No segundo momento, ela podia utilizar um recurso mais acessível, ou seja, a
oralidade, para expressar seus conhecimentos, demonstrando então o que
realmente sabia sobre as relações num ecossistema.
Além disso, este exemplo, nos mostra que os conhecimentos naturalistas
não são necessariamente relacionados às áreas tradicionalmente valorizados pela
escola, ou seja, a leitura, a escrita e a matemática. Em outras palavras, crianças
que obtém baixos escores no rendimento escolar, podem ter bons conhecimentos
naturalistas.
Supomos que há uma diferença fundamental entre o raciocínio lógico-
matemático e o conhecimento naturalista, embora ambos estejam também
relacionados. A construção do conhecimento biológico parece possuir
características diferentes, em comparação com a construção do conhecimento
lógico-matemático. A elaboração dos conceitos biológicos não corresponde,
simplesmente, a uma aplicação dos princípios gerais do desenvolvimento da
inteligência, em Piaget, ou da inteligência lógico-matemática, em Gardner, a esta
área de conhecimento, mas segue um caminho próprio. Talvez este percurso
possa ser descrito com mais adequação através do modelo da Redescrição
166
Representacional (RR) proposto por Karmiloff-Smith (1999), na medida em que
esta pesquisadora busca uma integração entre os conceitos de Piaget e das
ciências cognitivas mais recentes.
167
8. O SABER AMBIENTAL DA CRIANÇA NA SEGUNDA INFÂNCIA
Os pesquisadores do desenvolvimento cognitivo sustentam que o ponto
de partida para qualquer trabalho educativo, que vise provocar mudanças
conceituais, é a compreensão das teorias intuitivas da criança-aprendiz. Pois, são
estas que representam, tanto as possibilidades, como os cerceamentos dentro dos
quais o pensamento infantil se configura (Carey, 1985; Gardner, 1994; Karmiloff-
Smith, 1999).
Para realizarmos uma análise mais profunda dos resultados da pesquisa
de campo, iremos, ao invés de interpretar as respostas em termos do que lhes
falta para constituírem um conhecimento científico coerente (que esteja de acordo
com a biologia e a ecologia), descrever a visão de mundo – constituída num misto
de teorias intuitivas e conhecimentos científicos – que caracteriza o pensamento
infantil em relação aos seres vivos e à interação destes com o meio, dando ênfase
aos aspectos que podem contribuir para a construção de um saber ambiental.
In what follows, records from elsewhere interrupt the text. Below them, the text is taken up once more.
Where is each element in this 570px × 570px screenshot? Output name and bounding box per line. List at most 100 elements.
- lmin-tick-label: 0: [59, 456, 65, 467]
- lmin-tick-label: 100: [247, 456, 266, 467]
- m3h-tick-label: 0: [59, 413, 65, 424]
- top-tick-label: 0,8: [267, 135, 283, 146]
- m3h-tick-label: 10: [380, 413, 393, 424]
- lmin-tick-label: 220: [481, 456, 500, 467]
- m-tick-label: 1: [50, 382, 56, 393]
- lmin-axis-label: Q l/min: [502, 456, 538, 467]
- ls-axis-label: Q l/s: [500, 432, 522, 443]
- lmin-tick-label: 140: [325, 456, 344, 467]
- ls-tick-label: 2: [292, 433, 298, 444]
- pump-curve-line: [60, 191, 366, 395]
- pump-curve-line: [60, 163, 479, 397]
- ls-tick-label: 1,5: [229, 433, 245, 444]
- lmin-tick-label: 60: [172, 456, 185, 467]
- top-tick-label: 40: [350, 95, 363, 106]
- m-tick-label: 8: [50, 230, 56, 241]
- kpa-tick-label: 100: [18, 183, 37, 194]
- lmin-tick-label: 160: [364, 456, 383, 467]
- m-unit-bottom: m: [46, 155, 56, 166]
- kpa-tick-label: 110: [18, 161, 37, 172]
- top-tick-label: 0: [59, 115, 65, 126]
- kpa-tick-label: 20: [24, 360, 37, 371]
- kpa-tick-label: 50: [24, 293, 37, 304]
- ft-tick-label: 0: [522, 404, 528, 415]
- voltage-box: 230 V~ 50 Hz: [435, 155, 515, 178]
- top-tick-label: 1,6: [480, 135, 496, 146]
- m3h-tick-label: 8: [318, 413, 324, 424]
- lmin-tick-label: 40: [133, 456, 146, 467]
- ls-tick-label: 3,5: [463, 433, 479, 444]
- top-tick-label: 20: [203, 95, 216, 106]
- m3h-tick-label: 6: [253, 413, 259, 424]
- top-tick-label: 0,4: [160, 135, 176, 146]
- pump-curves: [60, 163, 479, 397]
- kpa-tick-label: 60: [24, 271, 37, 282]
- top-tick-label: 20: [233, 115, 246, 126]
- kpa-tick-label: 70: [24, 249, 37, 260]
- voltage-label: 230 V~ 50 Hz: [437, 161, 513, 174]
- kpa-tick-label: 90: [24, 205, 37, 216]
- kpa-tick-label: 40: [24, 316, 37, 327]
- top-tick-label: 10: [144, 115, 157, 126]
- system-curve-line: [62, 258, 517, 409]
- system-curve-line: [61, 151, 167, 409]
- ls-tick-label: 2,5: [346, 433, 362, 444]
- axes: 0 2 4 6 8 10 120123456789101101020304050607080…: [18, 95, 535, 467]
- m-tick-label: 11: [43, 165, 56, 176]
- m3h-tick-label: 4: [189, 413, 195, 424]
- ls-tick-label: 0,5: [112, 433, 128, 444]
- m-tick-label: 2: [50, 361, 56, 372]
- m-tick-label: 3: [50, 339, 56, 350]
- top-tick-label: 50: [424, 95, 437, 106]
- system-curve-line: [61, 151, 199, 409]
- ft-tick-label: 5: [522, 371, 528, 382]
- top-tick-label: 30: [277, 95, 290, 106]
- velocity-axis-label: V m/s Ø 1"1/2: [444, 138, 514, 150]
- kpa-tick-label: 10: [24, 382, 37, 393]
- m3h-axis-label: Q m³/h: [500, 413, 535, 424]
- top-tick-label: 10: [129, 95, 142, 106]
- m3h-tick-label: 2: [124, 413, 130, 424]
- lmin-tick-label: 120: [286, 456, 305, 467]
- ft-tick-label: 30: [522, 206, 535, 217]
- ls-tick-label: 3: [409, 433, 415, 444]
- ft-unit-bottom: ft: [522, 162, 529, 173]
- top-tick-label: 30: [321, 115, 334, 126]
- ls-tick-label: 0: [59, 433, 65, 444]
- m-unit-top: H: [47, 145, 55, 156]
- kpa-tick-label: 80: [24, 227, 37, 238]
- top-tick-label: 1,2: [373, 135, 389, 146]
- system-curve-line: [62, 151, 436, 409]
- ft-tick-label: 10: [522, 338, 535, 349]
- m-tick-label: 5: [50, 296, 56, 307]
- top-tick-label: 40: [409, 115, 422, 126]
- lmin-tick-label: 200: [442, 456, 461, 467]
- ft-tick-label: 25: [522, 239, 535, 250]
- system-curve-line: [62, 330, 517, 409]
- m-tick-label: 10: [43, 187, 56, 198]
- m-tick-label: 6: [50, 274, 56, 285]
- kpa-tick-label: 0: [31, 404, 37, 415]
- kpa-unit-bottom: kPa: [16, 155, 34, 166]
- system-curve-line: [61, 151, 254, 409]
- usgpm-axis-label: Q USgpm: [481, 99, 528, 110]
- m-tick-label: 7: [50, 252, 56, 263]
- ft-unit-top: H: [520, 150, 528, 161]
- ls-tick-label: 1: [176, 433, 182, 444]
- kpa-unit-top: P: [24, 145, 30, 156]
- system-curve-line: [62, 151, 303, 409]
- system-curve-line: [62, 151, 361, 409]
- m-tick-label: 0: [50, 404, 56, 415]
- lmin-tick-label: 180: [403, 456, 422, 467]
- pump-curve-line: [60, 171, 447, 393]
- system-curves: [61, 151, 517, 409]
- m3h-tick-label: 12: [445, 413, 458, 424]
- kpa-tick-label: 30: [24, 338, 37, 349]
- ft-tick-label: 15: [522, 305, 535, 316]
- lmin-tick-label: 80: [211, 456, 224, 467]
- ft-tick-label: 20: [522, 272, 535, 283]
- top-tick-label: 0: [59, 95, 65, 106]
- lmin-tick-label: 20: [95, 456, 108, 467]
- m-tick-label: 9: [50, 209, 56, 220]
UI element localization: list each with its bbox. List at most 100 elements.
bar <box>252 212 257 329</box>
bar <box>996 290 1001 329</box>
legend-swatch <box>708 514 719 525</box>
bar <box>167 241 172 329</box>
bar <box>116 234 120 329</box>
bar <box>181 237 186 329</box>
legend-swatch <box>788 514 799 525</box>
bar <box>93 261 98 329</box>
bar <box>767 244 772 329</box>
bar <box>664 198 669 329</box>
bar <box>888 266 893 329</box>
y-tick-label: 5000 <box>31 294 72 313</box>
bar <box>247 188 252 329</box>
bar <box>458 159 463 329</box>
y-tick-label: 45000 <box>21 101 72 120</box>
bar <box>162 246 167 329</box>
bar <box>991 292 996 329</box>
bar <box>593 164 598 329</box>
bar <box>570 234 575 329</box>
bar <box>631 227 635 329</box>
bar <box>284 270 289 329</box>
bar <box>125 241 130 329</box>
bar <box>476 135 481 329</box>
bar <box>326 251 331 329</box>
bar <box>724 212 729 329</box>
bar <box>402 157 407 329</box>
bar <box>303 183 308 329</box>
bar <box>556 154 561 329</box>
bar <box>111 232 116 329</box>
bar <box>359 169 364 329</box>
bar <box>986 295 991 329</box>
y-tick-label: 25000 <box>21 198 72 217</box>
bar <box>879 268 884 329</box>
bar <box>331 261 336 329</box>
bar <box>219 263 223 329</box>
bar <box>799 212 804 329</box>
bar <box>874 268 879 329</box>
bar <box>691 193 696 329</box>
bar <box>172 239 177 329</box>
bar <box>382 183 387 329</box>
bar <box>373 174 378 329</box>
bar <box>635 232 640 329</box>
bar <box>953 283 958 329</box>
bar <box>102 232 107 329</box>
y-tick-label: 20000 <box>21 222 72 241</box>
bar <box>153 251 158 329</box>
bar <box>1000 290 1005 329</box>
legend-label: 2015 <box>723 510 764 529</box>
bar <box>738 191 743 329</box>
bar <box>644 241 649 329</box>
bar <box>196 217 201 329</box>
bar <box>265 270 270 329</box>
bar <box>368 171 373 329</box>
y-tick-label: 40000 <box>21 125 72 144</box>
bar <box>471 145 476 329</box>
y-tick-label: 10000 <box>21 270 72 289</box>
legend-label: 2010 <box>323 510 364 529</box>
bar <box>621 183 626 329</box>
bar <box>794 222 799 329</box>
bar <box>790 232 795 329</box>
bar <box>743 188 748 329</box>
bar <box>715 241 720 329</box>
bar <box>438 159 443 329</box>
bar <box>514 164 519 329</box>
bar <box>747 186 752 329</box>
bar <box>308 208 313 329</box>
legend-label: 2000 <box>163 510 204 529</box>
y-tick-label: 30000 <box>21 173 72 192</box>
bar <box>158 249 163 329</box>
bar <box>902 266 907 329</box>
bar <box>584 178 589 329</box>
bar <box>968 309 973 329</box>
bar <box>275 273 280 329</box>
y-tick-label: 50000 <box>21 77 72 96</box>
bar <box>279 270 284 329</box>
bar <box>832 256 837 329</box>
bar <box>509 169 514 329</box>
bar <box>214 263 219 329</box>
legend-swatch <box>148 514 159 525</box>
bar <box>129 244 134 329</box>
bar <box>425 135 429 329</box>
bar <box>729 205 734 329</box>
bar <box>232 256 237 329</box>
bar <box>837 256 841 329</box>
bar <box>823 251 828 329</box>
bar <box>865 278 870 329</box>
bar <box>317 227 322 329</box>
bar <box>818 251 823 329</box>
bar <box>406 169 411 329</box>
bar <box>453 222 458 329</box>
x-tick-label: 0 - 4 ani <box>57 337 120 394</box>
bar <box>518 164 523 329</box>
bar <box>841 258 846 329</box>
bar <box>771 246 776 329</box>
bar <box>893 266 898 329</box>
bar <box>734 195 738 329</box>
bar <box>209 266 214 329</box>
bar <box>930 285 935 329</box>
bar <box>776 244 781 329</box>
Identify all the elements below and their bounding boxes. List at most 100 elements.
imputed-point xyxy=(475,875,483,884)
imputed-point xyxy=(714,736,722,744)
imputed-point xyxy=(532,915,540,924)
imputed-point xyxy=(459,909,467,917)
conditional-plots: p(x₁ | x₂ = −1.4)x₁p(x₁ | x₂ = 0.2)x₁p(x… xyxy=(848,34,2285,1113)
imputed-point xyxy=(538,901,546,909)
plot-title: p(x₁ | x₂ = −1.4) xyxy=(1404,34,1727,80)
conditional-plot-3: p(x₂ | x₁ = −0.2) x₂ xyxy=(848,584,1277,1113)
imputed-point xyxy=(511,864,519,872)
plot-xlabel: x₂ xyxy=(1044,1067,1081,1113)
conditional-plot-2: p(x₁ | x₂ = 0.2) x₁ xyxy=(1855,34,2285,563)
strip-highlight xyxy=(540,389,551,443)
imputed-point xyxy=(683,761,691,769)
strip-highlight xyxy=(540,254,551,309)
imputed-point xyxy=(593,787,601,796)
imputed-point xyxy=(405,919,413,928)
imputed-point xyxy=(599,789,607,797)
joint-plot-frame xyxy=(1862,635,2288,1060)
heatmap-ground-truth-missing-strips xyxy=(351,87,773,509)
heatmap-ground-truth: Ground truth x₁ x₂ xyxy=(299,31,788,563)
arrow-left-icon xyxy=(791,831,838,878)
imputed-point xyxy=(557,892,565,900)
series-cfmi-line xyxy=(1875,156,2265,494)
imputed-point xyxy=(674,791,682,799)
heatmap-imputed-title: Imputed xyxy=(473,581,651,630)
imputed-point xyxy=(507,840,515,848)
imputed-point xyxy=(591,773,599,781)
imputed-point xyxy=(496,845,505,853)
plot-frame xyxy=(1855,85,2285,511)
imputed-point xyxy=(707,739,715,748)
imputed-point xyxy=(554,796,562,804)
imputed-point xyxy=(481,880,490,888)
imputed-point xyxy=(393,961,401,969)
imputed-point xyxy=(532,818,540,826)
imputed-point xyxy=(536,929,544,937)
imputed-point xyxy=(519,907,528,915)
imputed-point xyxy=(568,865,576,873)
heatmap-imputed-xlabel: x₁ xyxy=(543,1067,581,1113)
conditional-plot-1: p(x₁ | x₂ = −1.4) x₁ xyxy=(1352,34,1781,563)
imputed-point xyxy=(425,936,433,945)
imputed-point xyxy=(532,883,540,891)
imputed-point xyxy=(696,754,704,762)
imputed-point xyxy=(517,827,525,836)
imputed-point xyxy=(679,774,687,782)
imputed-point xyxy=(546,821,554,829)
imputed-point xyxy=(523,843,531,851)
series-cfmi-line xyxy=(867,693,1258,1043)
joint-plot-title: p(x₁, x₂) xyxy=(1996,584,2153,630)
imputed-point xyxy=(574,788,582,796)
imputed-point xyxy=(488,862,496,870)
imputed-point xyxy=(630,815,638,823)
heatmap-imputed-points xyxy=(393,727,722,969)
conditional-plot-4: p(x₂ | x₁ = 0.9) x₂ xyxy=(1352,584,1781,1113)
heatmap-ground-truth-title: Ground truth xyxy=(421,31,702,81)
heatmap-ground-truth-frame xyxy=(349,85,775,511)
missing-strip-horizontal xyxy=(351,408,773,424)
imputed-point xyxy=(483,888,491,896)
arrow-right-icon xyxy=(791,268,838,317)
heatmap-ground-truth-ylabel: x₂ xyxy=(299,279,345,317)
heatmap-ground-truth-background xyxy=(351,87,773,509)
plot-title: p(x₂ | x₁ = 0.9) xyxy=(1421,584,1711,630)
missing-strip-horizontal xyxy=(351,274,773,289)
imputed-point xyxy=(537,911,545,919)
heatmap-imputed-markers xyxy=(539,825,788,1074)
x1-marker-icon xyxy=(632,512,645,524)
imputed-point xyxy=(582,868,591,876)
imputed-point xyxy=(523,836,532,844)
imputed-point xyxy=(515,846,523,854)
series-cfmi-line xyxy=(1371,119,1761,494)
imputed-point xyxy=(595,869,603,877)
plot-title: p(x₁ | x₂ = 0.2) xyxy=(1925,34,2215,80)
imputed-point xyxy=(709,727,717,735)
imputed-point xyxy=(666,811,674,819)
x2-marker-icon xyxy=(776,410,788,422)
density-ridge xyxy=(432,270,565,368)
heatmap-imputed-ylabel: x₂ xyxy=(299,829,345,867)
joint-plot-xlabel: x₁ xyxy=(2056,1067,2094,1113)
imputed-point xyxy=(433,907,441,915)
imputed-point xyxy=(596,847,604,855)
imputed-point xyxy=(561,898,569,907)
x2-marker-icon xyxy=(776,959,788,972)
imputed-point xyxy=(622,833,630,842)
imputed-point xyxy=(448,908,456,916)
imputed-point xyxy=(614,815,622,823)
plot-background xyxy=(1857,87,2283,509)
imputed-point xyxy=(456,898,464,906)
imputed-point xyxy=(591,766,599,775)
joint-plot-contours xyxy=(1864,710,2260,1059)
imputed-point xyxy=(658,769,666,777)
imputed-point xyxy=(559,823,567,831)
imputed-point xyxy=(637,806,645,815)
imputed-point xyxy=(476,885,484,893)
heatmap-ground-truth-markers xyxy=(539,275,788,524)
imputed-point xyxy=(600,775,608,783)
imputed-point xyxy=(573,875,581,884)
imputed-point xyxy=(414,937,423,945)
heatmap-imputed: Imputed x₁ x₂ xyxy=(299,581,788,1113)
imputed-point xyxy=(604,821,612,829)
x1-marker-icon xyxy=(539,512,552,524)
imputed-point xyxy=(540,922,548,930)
As informações obtidas, a partir das entrevistas (1ª atividade do
diagnóstico), serão complementadas e confrontadas com os dados colhidos junto
às crianças nas outras atividades de diagnóstico (nº 2 a 6 descritas no capítulo da
metodologia) e no decorrer das intervenções pedagógicas (em anexo as aulas que
contém a aplicação de metodologias) e observações em sala de aula, dos quais
mantivemos registros pessoais, além dos registros consultados nos diários das
professoras e nos portfólios dos sujeitos de pesquisa.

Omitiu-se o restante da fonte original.